Aborto em caso de anencefalia: da teoria à prática


O país está a acompanhar, já há algum tempo, a árdua situação de inúmeras mulheres, cujo diagnóstico de feto anencefálico é postado em seus exames, durante a gravidez.

Digo árdua, claramente, porquanto além de toda a dor, tristeza, frustração, questionamentos, riscos, entre outros fatores, há pendente a absurda indefinição jurídica que ainda se instala no Supremo Tribunal Federal, acerca da possibilidade ou não de se realizar o aborto em tais circunstâncias.

A questão, de extrema importância, é cercada de polêmica e acomete calorosas discussões, até mesmo por envolver o bem mais precioso da existência humana: a vida.

Assim, se é certo que longe haverá consenso em referida questão, onde as mais variadas searas do conhecimento estão a incidir (ou a se intrometer), também é certo que essas mulheres, vilipendiadas em sua integridade moral, carregadoras de enorme carga de culpa e tristeza, são diariamente submetidas a verdadeira pena de tortura, haja vista que, caso optem por não querer postergar o fim certo e nefasto, não possuem definido tal direito, ficando a mercê de burocracias processuais e interpretações de julgadores.

Mas, considerando bem a questão, eis que aqui em Campo Grande-MS, na última semana, nos deparamos com um desses tristes casos e, apesar da dificuldade do tema, sob o pálio da ordem jurídica vigente e sistemática principiológica do Direito, aliado a diversos exames e laudos (médicos, técnicos e psicológicos), exaramos parecer favorável ao pedido da gestante.

Como conclusão, eis que, não obstante fundamentação jurídica diferente de nosso parecer, o magistrado da 1ª Vara do Tribunal do Júri de Campo Grande-MS, doutor Carlos Alberto Garcete, também se posicionou favorável ao pedido da gestante e, em bem fundamentada decisão, autorizou a interrupção...

A elogiável e destacável sentença, na íntegra, está aqui.

Enquanto doutos e teóricos ficam a discutir e rediscutir o tema, emparedando-se em veredas processuais e pautas de audiência, a dinâmica da vida clama por celeridade e decisões.

O tema é polêmico e de difícil resolução; contudo, seja favorável ou contrário, é inaceitável que a estampada omissão seja um ‘lava mãos’ jurídico, lançando à inconstitucional pena de tortura centenas de mulheres, ontem, hoje e amanhã...
 
Por Fernando Martins Zaupa, Promotor de Justiça do Júri em Campo Grande/MS e Editor do blogue Considerando Bem...
 

2 comentários:

Vellker disse...

Um artigo onde o promotor descreve a vivência de uma situação que é difícil de ser resolvida por causa dos tabús religiosos e morais impostos pela nossa sociedade mas que é de fácil resolução pelo bom senso.
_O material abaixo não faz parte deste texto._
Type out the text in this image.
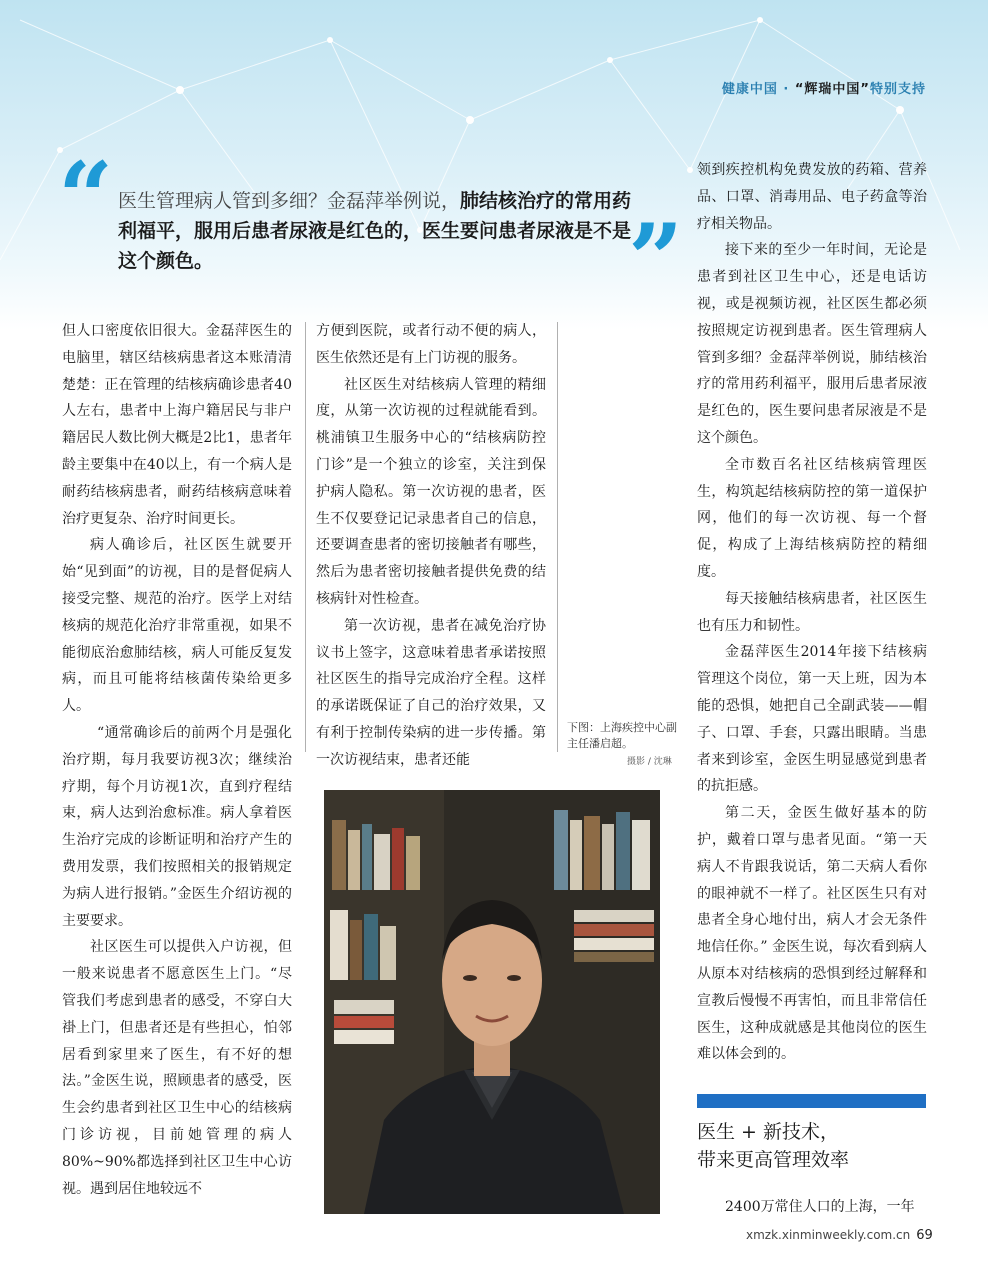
健康中国 · “辉瑞中国”特别支持
“
”
医生管理病人管到多细？金磊萍举例说，肺结核治疗的常用药利福平，服用后患者尿液是红色的，医生要问患者尿液是不是这个颜色。

但人口密度依旧很大。金磊萍医生的电脑里，辖区结核病患者这本账清清楚楚：正在管理的结核病确诊患者40人左右，患者中上海户籍居民与非户籍居民人数比例大概是2比1，患者年龄主要集中在40以上，有一个病人是耐药结核病患者，耐药结核病意味着治疗更复杂、治疗时间更长。

病人确诊后，社区医生就要开始“见到面”的访视，目的是督促病人接受完整、规范的治疗。医学上对结核病的规范化治疗非常重视，如果不能彻底治愈肺结核，病人可能反复发病，而且可能将结核菌传染给更多人。

“通常确诊后的前两个月是强化治疗期，每月我要访视3次；继续治疗期，每个月访视1次，直到疗程结束，病人达到治愈标准。病人拿着医生治疗完成的诊断证明和治疗产生的费用发票，我们按照相关的报销规定为病人进行报销。”金医生介绍访视的主要要求。

社区医生可以提供入户访视，但一般来说患者不愿意医生上门。“尽管我们考虑到患者的感受，不穿白大褂上门，但患者还是有些担心，怕邻居看到家里来了医生，有不好的想法。”金医生说，照顾患者的感受，医生会约患者到社区卫生中心的结核病门诊访视，目前她管理的病人80%~90%都选择到社区卫生中心访视。遇到居住地较远不

方便到医院，或者行动不便的病人，医生依然还是有上门访视的服务。

社区医生对结核病人管理的精细度，从第一次访视的过程就能看到。桃浦镇卫生服务中心的“结核病防控门诊”是一个独立的诊室，关注到保护病人隐私。第一次访视的患者，医生不仅要登记记录患者自己的信息，还要调查患者的密切接触者有哪些，然后为患者密切接触者提供免费的结核病针对性检查。

第一次访视，患者在减免治疗协议书上签字，这意味着患者承诺按照社区医生的指导完成治疗全程。这样的承诺既保证了自己的治疗效果，又有利于控制传染病的进一步传播。第一次访视结束，患者还能

下图：上海疾控中心副主任潘启超。
摄影 / 沈琳

领到疾控机构免费发放的药箱、营养品、口罩、消毒用品、电子药盒等治疗相关物品。

接下来的至少一年时间，无论是患者到社区卫生中心，还是电话访视，或是视频访视，社区医生都必须按照规定访视到患者。医生管理病人管到多细？金磊萍举例说，肺结核治疗的常用药利福平，服用后患者尿液是红色的，医生要问患者尿液是不是这个颜色。

全市数百名社区结核病管理医生，构筑起结核病防控的第一道保护网，他们的每一次访视、每一个督促，构成了上海结核病防控的精细度。

每天接触结核病患者，社区医生也有压力和韧性。

金磊萍医生2014年接下结核病管理这个岗位，第一天上班，因为本能的恐惧，她把自己全副武装——帽子、口罩、手套，只露出眼睛。当患者来到诊室，金医生明显感觉到患者的抗拒感。

第二天，金医生做好基本的防护，戴着口罩与患者见面。“第一天病人不肯跟我说话，第二天病人看你的眼神就不一样了。社区医生只有对患者全身心地付出，病人才会无条件地信任你。” 金医生说，每次看到病人从原本对结核病的恐惧到经过解释和宣教后慢慢不再害怕，而且非常信任医生，这种成就感是其他岗位的医生难以体会到的。

医生 + 新技术，
带来更高管理效率
2400万常住人口的上海，一年
xmzk.xinminweekly.com.cn 69
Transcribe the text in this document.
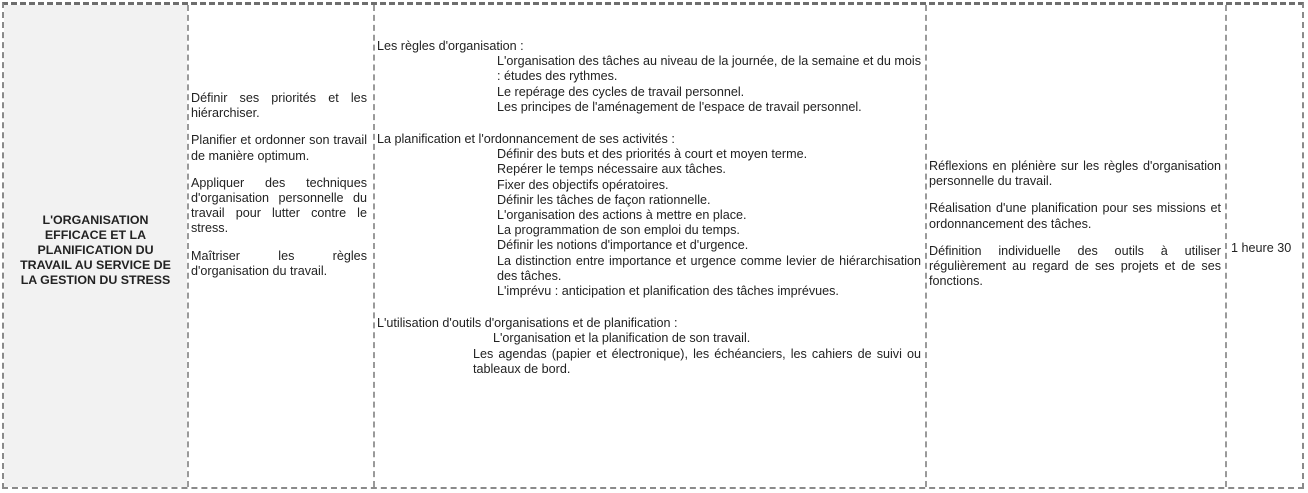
L'ORGANISATION EFFICACE ET LA PLANIFICATION DU TRAVAIL AU SERVICE DE LA GESTION DU STRESS

Définir ses priorités et les hiérarchiser.

Planifier et ordonner son travail de manière optimum.

Appliquer des techniques d'organisation personnelle du travail pour lutter contre le stress.

Maîtriser les règles d'organisation du travail.

Les règles d'organisation :

L'organisation des tâches au niveau de la journée, de la semaine et du mois : études des rythmes.

Le repérage des cycles de travail personnel.

Les principes de l'aménagement de l'espace de travail personnel.

La planification et l'ordonnancement de ses activités :

Définir des buts et des priorités à court et moyen terme.

Repérer le temps nécessaire aux tâches.

Fixer des objectifs opératoires.

Définir les tâches de façon rationnelle.

L'organisation des actions à mettre en place.

La programmation de son emploi du temps.

Définir les notions d'importance et d'urgence.

La distinction entre importance et urgence comme levier de hiérarchisation des tâches.

L'imprévu : anticipation et planification des tâches imprévues.

L'utilisation d'outils d'organisations et de planification :

L'organisation et la planification de son travail.

Les agendas (papier et électronique), les échéanciers, les cahiers de suivi ou tableaux de bord.

Réflexions en plénière sur les règles d'organisation personnelle du travail.

Réalisation d'une planification pour ses missions et ordonnancement des tâches.

Définition individuelle des outils à utiliser régulièrement au regard de ses projets et de ses fonctions.

1 heure 30
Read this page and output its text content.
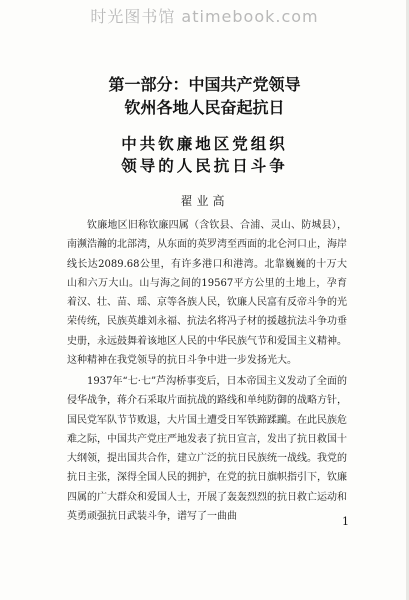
时光图书馆 atimebook.com
第一部分：中国共产党领导
钦州各地人民奋起抗日
中共钦廉地区党组织
领导的人民抗日斗争
翟业高

钦廉地区旧称钦廉四属（含钦县、合浦、灵山、防城县），南濒浩瀚的北部湾，从东面的英罗湾至西面的北仑河口止，海岸线长达2089.68公里，有许多港口和港湾。北靠巍巍的十万大山和六万大山。山与海之间的19567平方公里的土地上，孕育着汉、壮、苗、瑶、京等各族人民，钦廉人民富有反帝斗争的光荣传统，民族英雄刘永福、抗法名将冯子材的援越抗法斗争功垂史册，永远鼓舞着该地区人民的中华民族气节和爱国主义精神。这种精神在我党领导的抗日斗争中进一步发扬光大。

1937年“七·七”芦沟桥事变后，日本帝国主义发动了全面的侵华战争，蒋介石采取片面抗战的路线和单纯防御的战略方针，国民党军队节节败退，大片国土遭受日军铁蹄蹂躏。在此民族危难之际，中国共产党庄严地发表了抗日宣言，发出了抗日救国十大纲领，提出国共合作，建立广泛的抗日民族统一战线。我党的抗日主张，深得全国人民的拥护，在党的抗日旗帜指引下，钦廉四属的广大群众和爱国人士，开展了轰轰烈烈的抗日救亡运动和英勇顽强抗日武装斗争，谱写了一曲曲	1
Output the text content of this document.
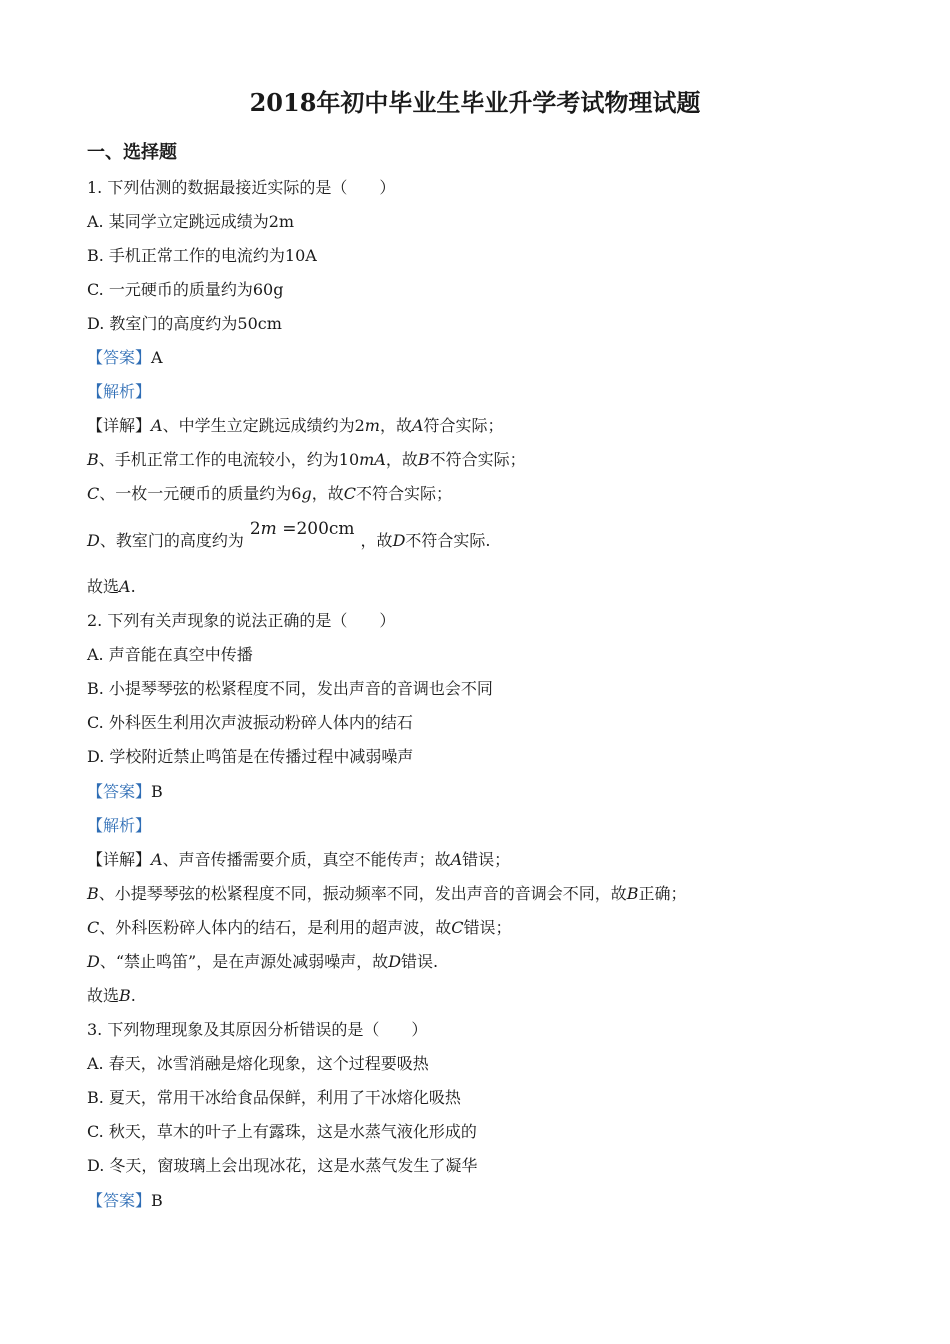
2018年初中毕业生毕业升学考试物理试题
一、选择题
1. 下列估测的数据最接近实际的是（　　）
A. 某同学立定跳远成绩为2m
B. 手机正常工作的电流约为10A
C. 一元硬币的质量约为60g
D. 教室门的高度约为50cm
【答案】A
【解析】
【详解】A、中学生立定跳远成绩约为2m，故A符合实际；
B、手机正常工作的电流较小，约为10mA，故B不符合实际；
C、一枚一元硬币的质量约为6g，故C不符合实际；
D、教室门的高度约为2m =200cm，故D不符合实际.
故选A.
2. 下列有关声现象的说法正确的是（　　）
A. 声音能在真空中传播
B. 小提琴琴弦的松紧程度不同，发出声音的音调也会不同
C. 外科医生利用次声波振动粉碎人体内的结石
D. 学校附近禁止鸣笛是在传播过程中减弱噪声
【答案】B
【解析】
【详解】A、声音传播需要介质，真空不能传声；故A错误；
B、小提琴琴弦的松紧程度不同，振动频率不同，发出声音的音调会不同，故B正确；
C、外科医粉碎人体内的结石，是利用的超声波，故C错误；
D、“禁止鸣笛”，是在声源处减弱噪声，故D错误.
故选B.
3. 下列物理现象及其原因分析错误的是（　　）
A. 春天，冰雪消融是熔化现象，这个过程要吸热
B. 夏天，常用干冰给食品保鲜，利用了干冰熔化吸热
C. 秋天，草木的叶子上有露珠，这是水蒸气液化形成的
D. 冬天，窗玻璃上会出现冰花，这是水蒸气发生了凝华
【答案】B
Em tais situações é mais do que um direito que a gestante interrompa essa gravidez que gera apenas uma vida que enquanto dura resulta em sofrimento intenso para a mãe e a criança, enquanto padres e sua igreja sempre retrógrada e magistrados omissos aplaudem com seu velho chavão de que só a Deus pertence a vida e recolhem-se tranquilos a suas casas enquanto que mãe e criança iniciam uma peregrinação num inferno de sofrimento.

No filme-depoimento "Mar Adentro" sobre a vida e morte de Ramon Sanpedro, um tetraplégico espanhol que lutou 28 anos para poder realizar sua eutanásia, fica mais do justificada nesses casos a sua frase de que a vida é um direito e não um dever. Também ignorado pela omissão dos magistrados espanhóis e frases vazias de padres, Ramon consegue realizar a eutanásia com a ajuda de uma amiga.

Como disse certa vez um médico também espanhol que com a vivência de 45 anos de profissão se posiciona a favor da eutanásia nesses casos extremos de sofrimento inútil, devemos notar que é a doença que está matando o paciente e não quem aplica a eutanásia, que é apenas o fim piedoso de situações assim, terminando com esse sofrimento agônico e sem sentido aplaudido apenas por quem não sofre suas consequencias, mas consegue através da agonia de outras pessoas defender suas posições atrasadas.

A interrupção da gestação é em todos casos eutanásia pura e simples e nada de errado existe nisso. Verificou-se a doença, sabe-se que a gestação é inútil, que daí só virá mais dor e mais sofrimento, que seja então interrompida.

Errado e moralmente injustificácel às custas do sofrimento dos outros é brandir a bandeira de que somos todos obrigados a viver uma vida imersa em sofrimento horrível e sem sentido.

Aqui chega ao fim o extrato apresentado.